5.1 Refer to Guide E844 for the selection, irradiation, and quality control of neutron dosimeters.

5.2 Refer to Practice E261 for a general discussion of the determination of fast-neutron fluence rate with threshold detectors.

5.3 Pure aluminum in the form of foil or wire is readily available and easily handled. ²⁷Al has an abundance of 100 % (1)3.

5.4 ²⁴Na has a half-life of 14.958 (2)4 h (2) and emits gamma rays with energies of 1.368630 (5) and 2.754049 (5) MeV(2).

5.5 Fig. 1 shows a plot of the Russian Reactor Dosimetry File (RRDF) cross section (3, 4)versus neutron energy for the fast-neutron reaction ²⁷Al(n,α) ²⁴Na (3) along with a comparison to the current experimental database (5, 6). This RRDF-2008 cross section is identical to what is found in the latest International Atomic Energy Agency (IAEA) International Reactor Dosimetry and Fusion File, IRDFF-1.05 (7). While the RRDF-2008 and IRDFF-1.05 cross sections extend from threshold up to 60 MeV, due to considerations of the available validation data, the energy region over which this standard recommends use of this cross section for reactor dosimetry applications only extends from threshold at ~4.25 MeV up to 20 MeV. This figure is for illustrative purposes and is used to indicate the range of response of the ²⁷Al(n,α) reaction. Refer to Guide E1018 for recommended sources for the tabulated dosimetry cross sections.

FIG. 1 ²⁷Al(n,α)²⁴Na Cross Section, from RRDF-2008/IRDFF-1.05 Library, with EXFOR Experimental Data

5.6 Two competing activities, ²⁸Al and ²⁷Mg, are formed in the reactions ²⁷Al(n,γ) ²⁸Al and ²⁷Al(n,p) ²⁷Mg, respectively, but these can be eliminated by waiting 2 h before counting.

1.1 This test method covers procedures measuring reaction rates by the activation reaction ²⁷Al(n,α)²⁴ Na.

1.2 This activation reaction is useful for measuring neutrons with energies above approximately 6.5 MeV and for irradiation times up to about 2 days (for longer irradiations, or when there are significant variations in reactor power during the irradiation, see Practice E261).

1.3 With suitable techniques, fission-neutron fluence rates above 10⁶ cm⁻²·s⁻¹ can be determined.

1.4 Detailed procedures for other fast neutron detectors are referenced in Practice E261.

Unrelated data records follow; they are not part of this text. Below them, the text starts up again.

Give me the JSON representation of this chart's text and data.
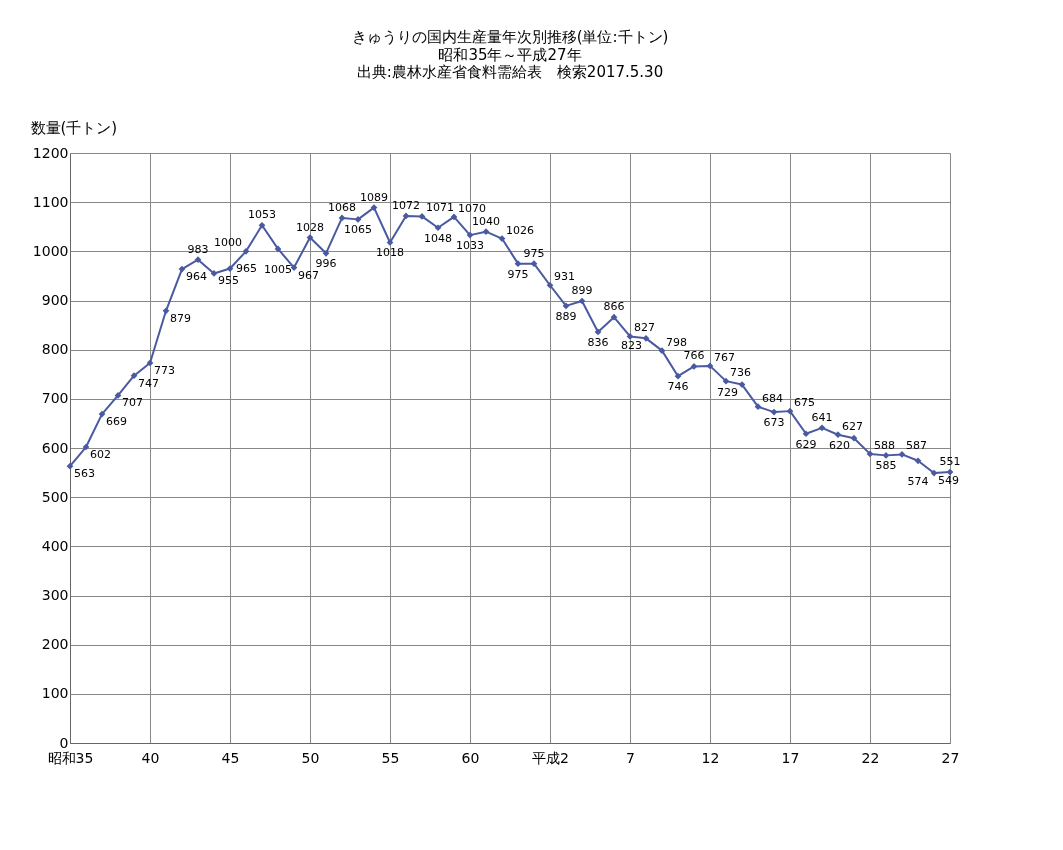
{
  "chart_data": {
    "type": "line",
    "title": "きゅうりの国内生産量年次別推移(単位:千トン)",
    "subtitle": "昭和35年～平成27年",
    "annotations": [
      "出典:農林水産省食料需給表　検索2017.5.30"
    ],
    "ylabel": "数量(千トン)",
    "categories": [
      "昭和35",
      null,
      null,
      null,
      null,
      "40",
      null,
      null,
      null,
      null,
      "45",
      null,
      null,
      null,
      null,
      "50",
      null,
      null,
      null,
      null,
      "55",
      null,
      null,
      null,
      null,
      "60",
      null,
      null,
      null,
      null,
      "平成2",
      null,
      null,
      null,
      null,
      "7",
      null,
      null,
      null,
      null,
      "12",
      null,
      null,
      null,
      null,
      "17",
      null,
      null,
      null,
      null,
      "22",
      null,
      null,
      null,
      null,
      "27"
    ],
    "series": [
      {
        "color": "#4a5aa0",
        "values": [
          563,
          602,
          669,
          707,
          747,
          773,
          879,
          964,
          983,
          955,
          965,
          1000,
          1053,
          1005,
          967,
          1028,
          996,
          1068,
          1065,
          1089,
          1018,
          1072,
          1071,
          1048,
          1070,
          1033,
          1040,
          1026,
          975,
          975,
          931,
          889,
          899,
          836,
          866,
          827,
          823,
          798,
          746,
          766,
          767,
          736,
          729,
          684,
          673,
          675,
          629,
          641,
          627,
          620,
          588,
          585,
          587,
          574,
          549,
          551
        ]
      }
    ],
    "ylim": [
      0,
      1200
    ],
    "yticks": [
      0,
      100,
      200,
      300,
      400,
      500,
      600,
      700,
      800,
      900,
      1000,
      1100,
      1200
    ],
    "grid": true,
    "legend": false,
    "marker": "diamond",
    "line_style": "solid",
    "data_labels": true
  }
}
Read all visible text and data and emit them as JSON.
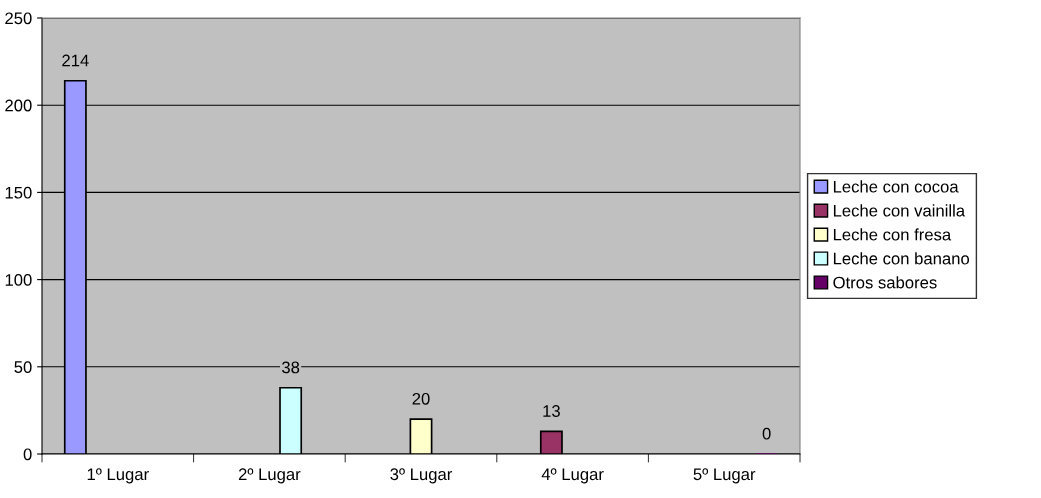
{
  "chart_data": {
    "type": "bar",
    "categories": [
      "1º Lugar",
      "2º Lugar",
      "3º Lugar",
      "4º Lugar",
      "5º Lugar"
    ],
    "series": [
      {
        "name": "Leche con cocoa",
        "color": "#9999ff",
        "values": [
          214,
          null,
          null,
          null,
          null
        ],
        "value_labels": [
          "214",
          null,
          null,
          null,
          null
        ]
      },
      {
        "name": "Leche con vainilla",
        "color": "#993366",
        "values": [
          null,
          null,
          null,
          13,
          null
        ],
        "value_labels": [
          null,
          null,
          null,
          "13",
          null
        ]
      },
      {
        "name": "Leche con fresa",
        "color": "#ffffcc",
        "values": [
          null,
          null,
          20,
          null,
          null
        ],
        "value_labels": [
          null,
          null,
          "20",
          null,
          null
        ]
      },
      {
        "name": "Leche con banano",
        "color": "#ccffff",
        "values": [
          null,
          38,
          null,
          null,
          null
        ],
        "value_labels": [
          null,
          "38",
          null,
          null,
          null
        ]
      },
      {
        "name": "Otros sabores",
        "color": "#660066",
        "values": [
          null,
          null,
          null,
          null,
          0
        ],
        "value_labels": [
          null,
          null,
          null,
          null,
          "0"
        ]
      }
    ],
    "ylim": [
      0,
      250
    ],
    "yticks": [
      0,
      50,
      100,
      150,
      200,
      250
    ],
    "grid": "y",
    "legend": "right"
  }
}
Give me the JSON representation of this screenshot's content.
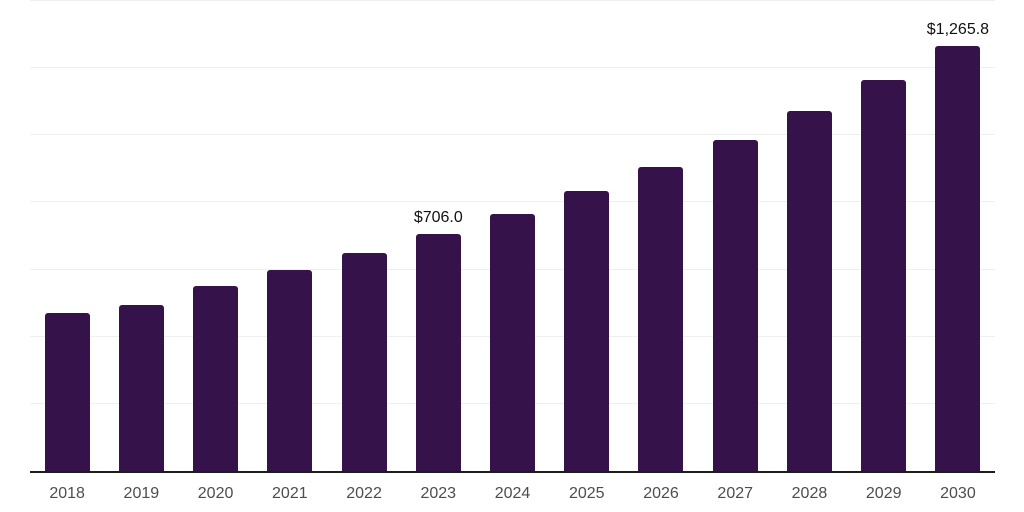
{
  "chart_data": {
    "type": "bar",
    "categories": [
      "2018",
      "2019",
      "2020",
      "2021",
      "2022",
      "2023",
      "2024",
      "2025",
      "2026",
      "2027",
      "2028",
      "2029",
      "2030"
    ],
    "values": [
      470,
      496,
      550,
      598,
      649,
      706.0,
      767,
      834,
      907,
      986,
      1071,
      1165,
      1265.8
    ],
    "data_labels": {
      "2023": "$706.0",
      "2030": "$1,265.8"
    },
    "xlabel": "",
    "ylabel": "",
    "ylim": [
      0,
      1400
    ],
    "gridline_step": 200,
    "grid": true,
    "legend": "none",
    "colors": {
      "bar": "#351249",
      "gridline": "#efeff2",
      "axis_line": "#1c1c1c",
      "tick_label": "#4d4d4d",
      "data_label": "#111111",
      "background": "#ffffff"
    }
  }
}
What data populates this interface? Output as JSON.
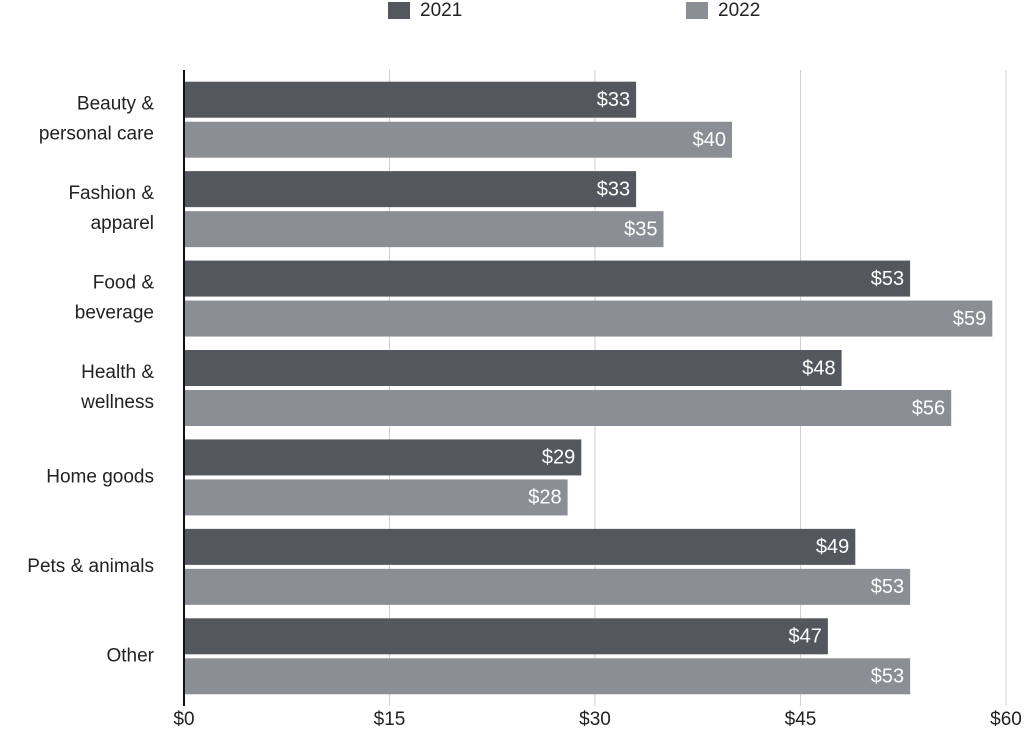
{
  "chart_data": {
    "type": "hbar",
    "categories": [
      "Beauty &\npersonal care",
      "Fashion &\napparel",
      "Food &\nbeverage",
      "Health &\nwellness",
      "Home goods",
      "Pets & animals",
      "Other"
    ],
    "series": [
      {
        "name": "2021",
        "color": "#54575e",
        "values": [
          33,
          33,
          53,
          48,
          29,
          49,
          47
        ],
        "value_labels": [
          "$33",
          "$33",
          "$53",
          "$48",
          "$29",
          "$49",
          "$47"
        ]
      },
      {
        "name": "2022",
        "color": "#8b8e95",
        "values": [
          40,
          35,
          59,
          56,
          28,
          53,
          53
        ],
        "value_labels": [
          "$40",
          "$35",
          "$59",
          "$56",
          "$28",
          "$53",
          "$53"
        ]
      }
    ],
    "xlim": [
      0,
      60
    ],
    "xticks": [
      {
        "value": 0,
        "label": "$0"
      },
      {
        "value": 15,
        "label": "$15"
      },
      {
        "value": 30,
        "label": "$30"
      },
      {
        "value": 45,
        "label": "$45"
      },
      {
        "value": 60,
        "label": "$60"
      }
    ],
    "grid": true,
    "legend": "top"
  }
}
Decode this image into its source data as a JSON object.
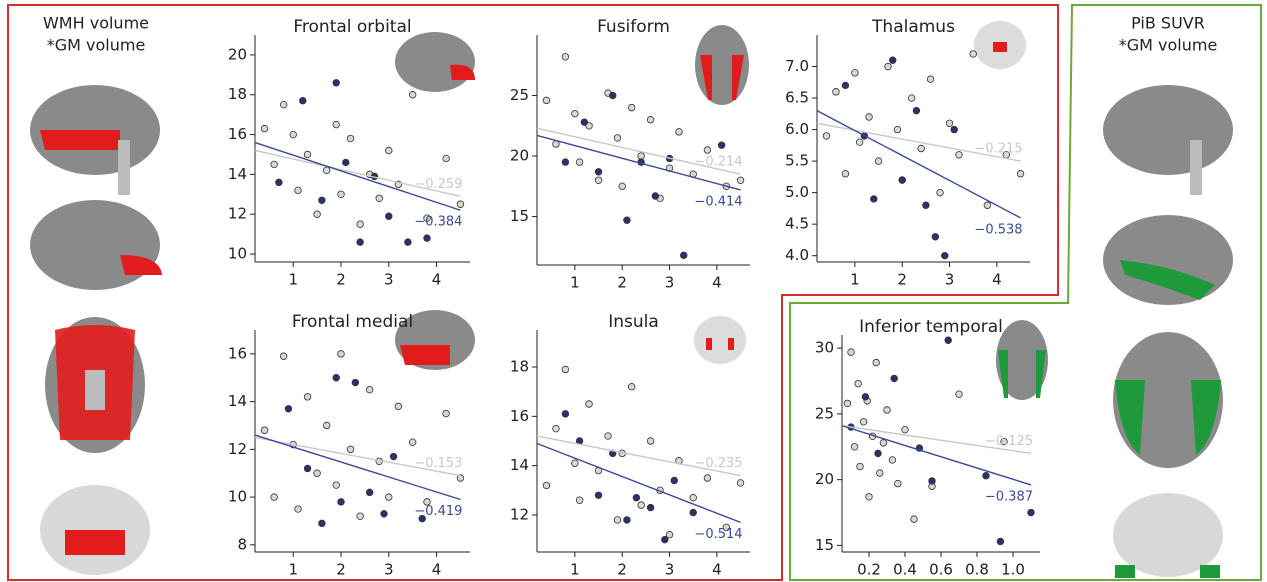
{
  "side_labels": {
    "left": [
      "WMH volume",
      "*GM volume"
    ],
    "right": [
      "PiB SUVR",
      "*GM volume"
    ]
  },
  "chart_data": [
    {
      "type": "scatter",
      "title": "Frontal orbital",
      "xlim": [
        0.2,
        4.7
      ],
      "ylim": [
        9.6,
        21
      ],
      "xticks": [
        1,
        2,
        3,
        4
      ],
      "yticks": [
        10,
        12,
        14,
        16,
        18,
        20
      ],
      "series": [
        {
          "color": "#d9d9cf",
          "x": [
            0.4,
            0.6,
            0.8,
            1.0,
            1.1,
            1.3,
            1.5,
            1.7,
            1.9,
            2.0,
            2.2,
            2.4,
            2.6,
            2.8,
            3.0,
            3.2,
            3.5,
            3.8,
            4.2,
            4.5
          ],
          "values": [
            16.3,
            14.5,
            17.5,
            16.0,
            13.2,
            15.0,
            12.0,
            14.2,
            16.5,
            13.0,
            15.8,
            11.5,
            14.0,
            12.8,
            15.2,
            13.5,
            18.0,
            11.8,
            14.8,
            12.5
          ]
        },
        {
          "color": "#27336e",
          "x": [
            0.7,
            1.2,
            1.6,
            1.9,
            2.1,
            2.4,
            2.7,
            3.0,
            3.4,
            3.8
          ],
          "values": [
            13.6,
            17.7,
            12.7,
            18.6,
            14.6,
            10.6,
            13.9,
            11.9,
            10.6,
            10.8
          ]
        }
      ],
      "lines": [
        {
          "color": "#c8c8c8",
          "x": [
            0.2,
            4.5
          ],
          "y": [
            15.2,
            12.9
          ],
          "value": -0.259,
          "value_label": "−0.259"
        },
        {
          "color": "#3a4a9a",
          "x": [
            0.2,
            4.5
          ],
          "y": [
            15.6,
            12.2
          ],
          "value": -0.384,
          "value_label": "−0.384"
        }
      ]
    },
    {
      "type": "scatter",
      "title": "Fusiform",
      "xlim": [
        0.2,
        4.7
      ],
      "ylim": [
        11,
        30
      ],
      "xticks": [
        1,
        2,
        3,
        4
      ],
      "yticks": [
        15,
        20,
        25
      ],
      "series": [
        {
          "color": "#d9d9cf",
          "x": [
            0.4,
            0.6,
            0.8,
            1.0,
            1.1,
            1.3,
            1.5,
            1.7,
            1.9,
            2.0,
            2.2,
            2.4,
            2.6,
            2.8,
            3.0,
            3.2,
            3.5,
            3.8,
            4.2,
            4.5
          ],
          "values": [
            24.6,
            21.0,
            28.2,
            23.5,
            19.5,
            22.5,
            18.0,
            25.2,
            21.5,
            17.5,
            24.0,
            20.0,
            23.0,
            16.5,
            19.0,
            22.0,
            18.5,
            20.5,
            17.5,
            18.0
          ]
        },
        {
          "color": "#27336e",
          "x": [
            0.8,
            1.2,
            1.5,
            1.8,
            2.1,
            2.4,
            2.7,
            3.0,
            3.3,
            4.1
          ],
          "values": [
            19.5,
            22.8,
            18.7,
            25.0,
            14.7,
            19.5,
            16.7,
            19.8,
            11.8,
            20.9
          ]
        }
      ],
      "lines": [
        {
          "color": "#c8c8c8",
          "x": [
            0.2,
            4.5
          ],
          "y": [
            22.3,
            18.5
          ],
          "value": -0.214,
          "value_label": "−0.214"
        },
        {
          "color": "#3a4a9a",
          "x": [
            0.2,
            4.5
          ],
          "y": [
            21.7,
            17.2
          ],
          "value": -0.414,
          "value_label": "−0.414"
        }
      ]
    },
    {
      "type": "scatter",
      "title": "Thalamus",
      "xlim": [
        0.2,
        4.7
      ],
      "ylim": [
        3.9,
        7.5
      ],
      "xticks": [
        1,
        2,
        3,
        4
      ],
      "yticks": [
        {
          "value": 4,
          "label": "4.0"
        },
        4.5,
        {
          "value": 5,
          "label": "5.0"
        },
        5.5,
        {
          "value": 6,
          "label": "6.0"
        },
        6.5,
        {
          "value": 7,
          "label": "7.0"
        }
      ],
      "series": [
        {
          "color": "#d9d9cf",
          "x": [
            0.4,
            0.6,
            0.8,
            1.0,
            1.1,
            1.3,
            1.5,
            1.7,
            1.9,
            2.0,
            2.2,
            2.4,
            2.6,
            2.8,
            3.0,
            3.2,
            3.5,
            3.8,
            4.2,
            4.5
          ],
          "values": [
            5.9,
            6.6,
            5.3,
            6.9,
            5.8,
            6.2,
            5.5,
            7.0,
            6.0,
            5.2,
            6.5,
            5.7,
            6.8,
            5.0,
            6.1,
            5.6,
            7.2,
            4.8,
            5.6,
            5.3
          ]
        },
        {
          "color": "#27336e",
          "x": [
            0.8,
            1.2,
            1.4,
            1.8,
            2.0,
            2.3,
            2.5,
            2.7,
            2.9,
            3.1
          ],
          "values": [
            6.7,
            5.9,
            4.9,
            7.1,
            5.2,
            6.3,
            4.8,
            4.3,
            4.0,
            6.0
          ]
        }
      ],
      "lines": [
        {
          "color": "#c8c8c8",
          "x": [
            0.2,
            4.5
          ],
          "y": [
            6.1,
            5.5
          ],
          "value": -0.215,
          "value_label": "−0.215"
        },
        {
          "color": "#3a4a9a",
          "x": [
            0.2,
            4.5
          ],
          "y": [
            6.3,
            4.6
          ],
          "value": -0.538,
          "value_label": "−0.538"
        }
      ]
    },
    {
      "type": "scatter",
      "title": "Frontal medial",
      "xlim": [
        0.2,
        4.7
      ],
      "ylim": [
        7.7,
        17
      ],
      "xticks": [
        1,
        2,
        3,
        4
      ],
      "yticks": [
        8,
        10,
        12,
        14,
        16
      ],
      "series": [
        {
          "color": "#d9d9cf",
          "x": [
            0.4,
            0.6,
            0.8,
            1.0,
            1.1,
            1.3,
            1.5,
            1.7,
            1.9,
            2.0,
            2.2,
            2.4,
            2.6,
            2.8,
            3.0,
            3.2,
            3.5,
            3.8,
            4.2,
            4.5
          ],
          "values": [
            12.8,
            10.0,
            15.9,
            12.2,
            9.5,
            14.2,
            11.0,
            13.0,
            10.5,
            16.0,
            12.0,
            9.2,
            14.5,
            11.5,
            10.0,
            13.8,
            12.3,
            9.8,
            13.5,
            10.8
          ]
        },
        {
          "color": "#27336e",
          "x": [
            0.9,
            1.3,
            1.6,
            1.9,
            2.0,
            2.3,
            2.6,
            2.9,
            3.1,
            3.7
          ],
          "values": [
            13.7,
            11.2,
            8.9,
            15.0,
            9.8,
            14.8,
            10.2,
            9.3,
            11.7,
            9.1
          ]
        }
      ],
      "lines": [
        {
          "color": "#c8c8c8",
          "x": [
            0.2,
            4.5
          ],
          "y": [
            12.5,
            10.9
          ],
          "value": -0.153,
          "value_label": "−0.153"
        },
        {
          "color": "#3a4a9a",
          "x": [
            0.2,
            4.5
          ],
          "y": [
            12.6,
            9.9
          ],
          "value": -0.419,
          "value_label": "−0.419"
        }
      ]
    },
    {
      "type": "scatter",
      "title": "Insula",
      "xlim": [
        0.2,
        4.7
      ],
      "ylim": [
        10.5,
        19.5
      ],
      "xticks": [
        1,
        2,
        3,
        4
      ],
      "yticks": [
        12,
        14,
        16,
        18
      ],
      "series": [
        {
          "color": "#d9d9cf",
          "x": [
            0.4,
            0.6,
            0.8,
            1.0,
            1.1,
            1.3,
            1.5,
            1.7,
            1.9,
            2.0,
            2.2,
            2.4,
            2.6,
            2.8,
            3.0,
            3.2,
            3.5,
            3.8,
            4.2,
            4.5
          ],
          "values": [
            13.2,
            15.5,
            17.9,
            14.1,
            12.6,
            16.5,
            13.8,
            15.2,
            11.8,
            14.5,
            17.2,
            12.4,
            15.0,
            13.0,
            11.2,
            14.2,
            12.7,
            13.5,
            11.5,
            13.3
          ]
        },
        {
          "color": "#27336e",
          "x": [
            0.8,
            1.1,
            1.5,
            1.8,
            2.1,
            2.3,
            2.6,
            2.9,
            3.1,
            3.5
          ],
          "values": [
            16.1,
            15.0,
            12.8,
            14.5,
            11.8,
            12.7,
            12.3,
            11.0,
            13.4,
            12.1
          ]
        }
      ],
      "lines": [
        {
          "color": "#c8c8c8",
          "x": [
            0.2,
            4.5
          ],
          "y": [
            15.2,
            13.6
          ],
          "value": -0.235,
          "value_label": "−0.235"
        },
        {
          "color": "#3a4a9a",
          "x": [
            0.2,
            4.5
          ],
          "y": [
            14.9,
            11.7
          ],
          "value": -0.514,
          "value_label": "−0.514"
        }
      ]
    },
    {
      "type": "scatter",
      "title": "Inferior temporal",
      "xlim": [
        0.05,
        1.15
      ],
      "ylim": [
        14.5,
        31
      ],
      "xticks": [
        0.2,
        0.4,
        0.6,
        0.8,
        {
          "value": 1,
          "label": "1.0"
        }
      ],
      "yticks": [
        15,
        20,
        25,
        30
      ],
      "series": [
        {
          "color": "#d9d9cf",
          "x": [
            0.08,
            0.1,
            0.12,
            0.14,
            0.15,
            0.17,
            0.19,
            0.2,
            0.22,
            0.24,
            0.26,
            0.28,
            0.3,
            0.33,
            0.36,
            0.4,
            0.45,
            0.55,
            0.7,
            0.95
          ],
          "values": [
            25.8,
            29.7,
            22.5,
            27.3,
            21.0,
            24.4,
            26.0,
            18.7,
            23.3,
            28.9,
            20.5,
            22.8,
            25.3,
            21.5,
            19.7,
            23.8,
            17.0,
            19.5,
            26.5,
            22.9
          ]
        },
        {
          "color": "#27336e",
          "x": [
            0.1,
            0.18,
            0.25,
            0.34,
            0.48,
            0.55,
            0.64,
            0.85,
            0.93,
            1.1
          ],
          "values": [
            24.0,
            26.3,
            22.0,
            27.7,
            22.4,
            19.9,
            30.6,
            20.3,
            15.3,
            17.5
          ]
        }
      ],
      "lines": [
        {
          "color": "#c8c8c8",
          "x": [
            0.05,
            1.1
          ],
          "y": [
            24.1,
            22.0
          ],
          "value": -0.125,
          "value_label": "−0.125"
        },
        {
          "color": "#3a4a9a",
          "x": [
            0.05,
            1.1
          ],
          "y": [
            24.1,
            19.6
          ],
          "value": -0.387,
          "value_label": "−0.387"
        }
      ]
    }
  ]
}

1.5 This standard does not purport to address all of the safety concerns, if any, associated with its use. It is the responsibility of the user of this standard to establish appropriate safety, health, and environmental practices and determine the applicability of regulatory limitations prior to use.

1.6 This international standard was developed in accordance with internationally recognized principles on standardization established in the Decision on Principles for the Development of International Standards, Guides and Recommendations issued by the World Trade Organization Technical Barriers to Trade (TBT) Committee.